I suppress a groan and focus on quickly typing a message to Zach. Who knows when I’ll be granted the privilege of my phone again.

Me

I’m counting the minutes until I see you again

Then I click over to my text thread with my brother and blast out an angry message.

Me

I’ll never forgive you for not having my back

Then I block him. If he respected me, Matt would’ve handled this situation with me directly, not ratted me out to our parents, jeopardizing everything I’ve been working toward.

I place my phone in my dad’s waiting palm. I feel sixteen again.

The two people in the front of the car hurt my faith in myself. They’re biologically designed to think I hang the moon, but instead, they think I’m not capable of caring for myself.

My mother turns, her head leaning against the seat while she watches me. “Honey, we want what’s best for you, you know that.”

“I know.” I bite the inside of my lip to keep tears at bay. “But Mom, I’m happier now than I’ve been in years.”

“You look tired,” my dad says. “Too much time doing flips and staying out all night with your brother’s teammate.”

“Matthew.” My mother says his name gently, but there’s an unmistakable warning in it.

“Doing flips?” I repeat. “You mean the incredibly challenging sport of gymnastics? Unless we’re boiling down all sports to their simplest form, in which case, your three sons move around on knives, smashing people against a wall.

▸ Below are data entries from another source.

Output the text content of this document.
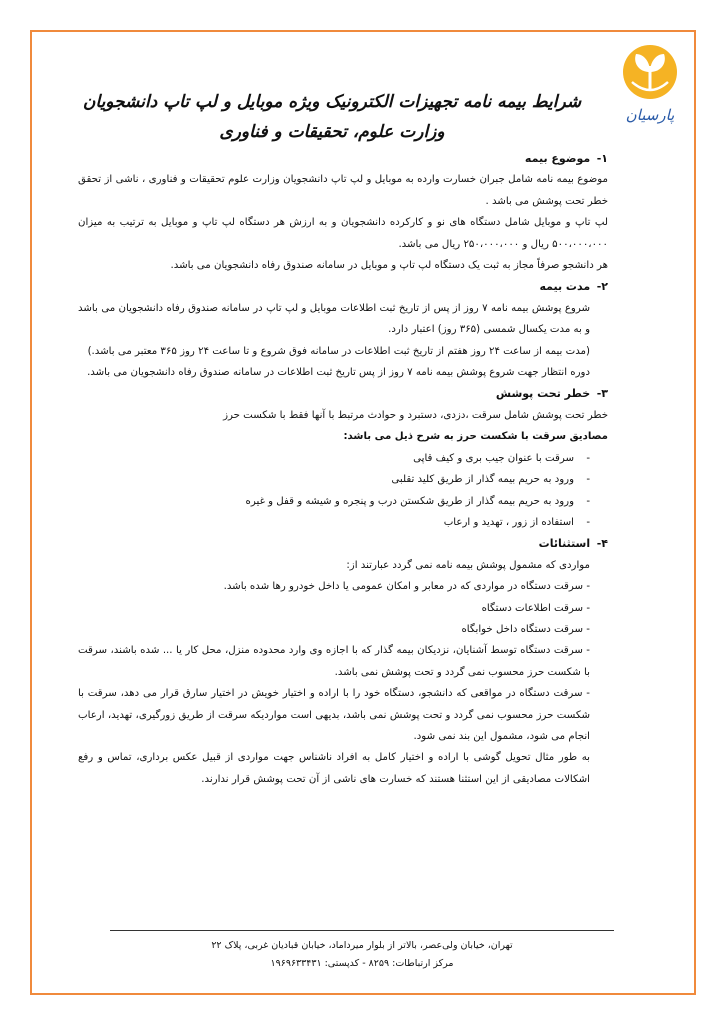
پارسیان
شرایط بیمه نامه تجهیزات الکترونیک ویژه موبایل و لپ تاپ دانشجویان
وزارت علوم، تحقیقات و فناوری
۱- موضوع بیمه

موضوع بیمه نامه شامل جبران خسارت وارده به موبایل و لپ تاپ دانشجویان وزارت علوم تحقیقات و فناوری ، ناشی از تحقق خطر تحت پوشش می باشد .

لپ تاپ و موبایل شامل دستگاه های نو و کارکرده دانشجویان و به ارزش هر دستگاه لپ تاپ و موبایل به ترتیب به میزان ۵۰۰،۰۰۰،۰۰۰ ریال و ۲۵۰،۰۰۰،۰۰۰ ریال می باشد.

هر دانشجو صرفاً مجاز به ثبت یک دستگاه لپ تاپ و موبایل در سامانه صندوق رفاه دانشجویان می باشد.

۲- مدت بیمه

شروع پوشش بیمه نامه ۷ روز از پس از تاریخ ثبت اطلاعات موبایل و لپ تاپ در سامانه صندوق رفاه دانشجویان می باشد و به مدت یکسال شمسی (۳۶۵ روز) اعتبار دارد.

(مدت بیمه از ساعت ۲۴ روز هفتم از تاریخ ثبت اطلاعات در سامانه فوق شروع و تا ساعت ۲۴ روز ۳۶۵ معتبر می باشد.)

دوره انتظار جهت شروع پوشش بیمه نامه ۷ روز از پس تاریخ ثبت اطلاعات در سامانه صندوق رفاه دانشجویان می باشد.

۳- خطر تحت پوشش

خطر تحت پوشش شامل سرقت ،دزدی، دستبرد و حوادث مرتبط با آنها فقط با شکست حرز

مصادیق سرقت با شکست حرز به شرح ذیل می باشد:

- سرقت با عنوان جیب بری و کیف قاپی
- ورود به حریم بیمه گذار از طریق کلید تقلبی
- ورود به حریم بیمه گذار از طریق شکستن درب و پنجره و شیشه و قفل و غیره
- استفاده از زور ، تهدید و ارعاب
۴- استثنائات

مواردی که مشمول پوشش بیمه نامه نمی گردد عبارتند از:

- سرقت دستگاه در مواردی که در معابر و امکان عمومی یا داخل خودرو رها شده باشد.

- سرقت اطلاعات دستگاه

- سرقت دستگاه داخل خوابگاه

- سرقت دستگاه توسط آشنایان، نزدیکان بیمه گذار که با اجازه وی وارد محدوده منزل، محل کار یا ... شده باشند، سرقت با شکست حرز محسوب نمی گردد و تحت پوشش نمی باشد.

- سرقت دستگاه در مواقعی که دانشجو، دستگاه خود را با اراده و اختیار خویش در اختیار سارق قرار می دهد، سرقت با شکست حرز محسوب نمی گردد و تحت پوشش نمی باشد، بدیهی است مواردیکه سرقت از طریق زورگیری، تهدید، ارعاب انجام می شود، مشمول این بند نمی شود.

به طور مثال تحویل گوشی با اراده و اختیار کامل به افراد ناشناس جهت مواردی از قبیل عکس برداری، تماس و رفع اشکالات مصادیقی از این استثنا هستند که خسارت های ناشی از آن تحت پوشش قرار ندارند.

تهران، خیابان ولی‌عصر، بالاتر از بلوار میرداماد، خیابان قبادیان غربی، پلاک ۲۲
مرکز ارتباطات: ۸۲۵۹ - کدپستی: ۱۹۶۹۶۳۳۴۳۱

What noble careers they have.”

“Same career as your boyfriend,” Dad retorts.

“I don’t want to talk about him with you.”

I lean my head on the window and watch the world zip by. It’s how I felt the last two years—stagnant, witnessing everyone else taking steps toward their goals. I’m not going back to that existence, even if it means losing my family. I love them—of course I do—but I can’t love them at the expense of my mental health.

“Too bad, because tomorrow we have a session with Dr. Warren.”

Fantastic.

My parents and I sit on the familiar green couch in Dr. Warren’s office. This couch and I bonded over the years I came here for therapy—daily in the beginning, then twice per week, eventually dropping to weekly.

“It’s good to see you in person, Finley.” Dr. Warren crosses her legs, resting them on a footstool in front of her. Black frame glasses sit on top of her blond curly bob; she only uses them when taking notes in the book in her lap. “Did you have a nice holiday?”

The weight of my parent’s stares burn the side of my face, but I keep looking straight ahead. “It had its moments.”

Waking up next to Zach Briggs, for one. He slept with a smile on his face, and I hoped it had something to do with telling him I love him. I could picture every day like that, opening my eyes to see him beside me. I want it so badly, it hurts to think I might lose him. The decision he needs to make about our relationship isn’t an emotional one, it’s logical. It’s why I’m forcing him to think it through while I’m gone.

“What’s that smile about?” Dr. Warren probes.

Unsurprisingly, my dad interrupts, impatiently tapping his foot. “She has a secret boyfriend—anotherhockey player—and went back to gymnastics without telling anyone. Unless she told you?”

Dr. Warren shakes her head once. “You know I can’t answer that, Matthew.”

“I didn’t,” I say, crossing my arms over my chest and sinking further into the couch.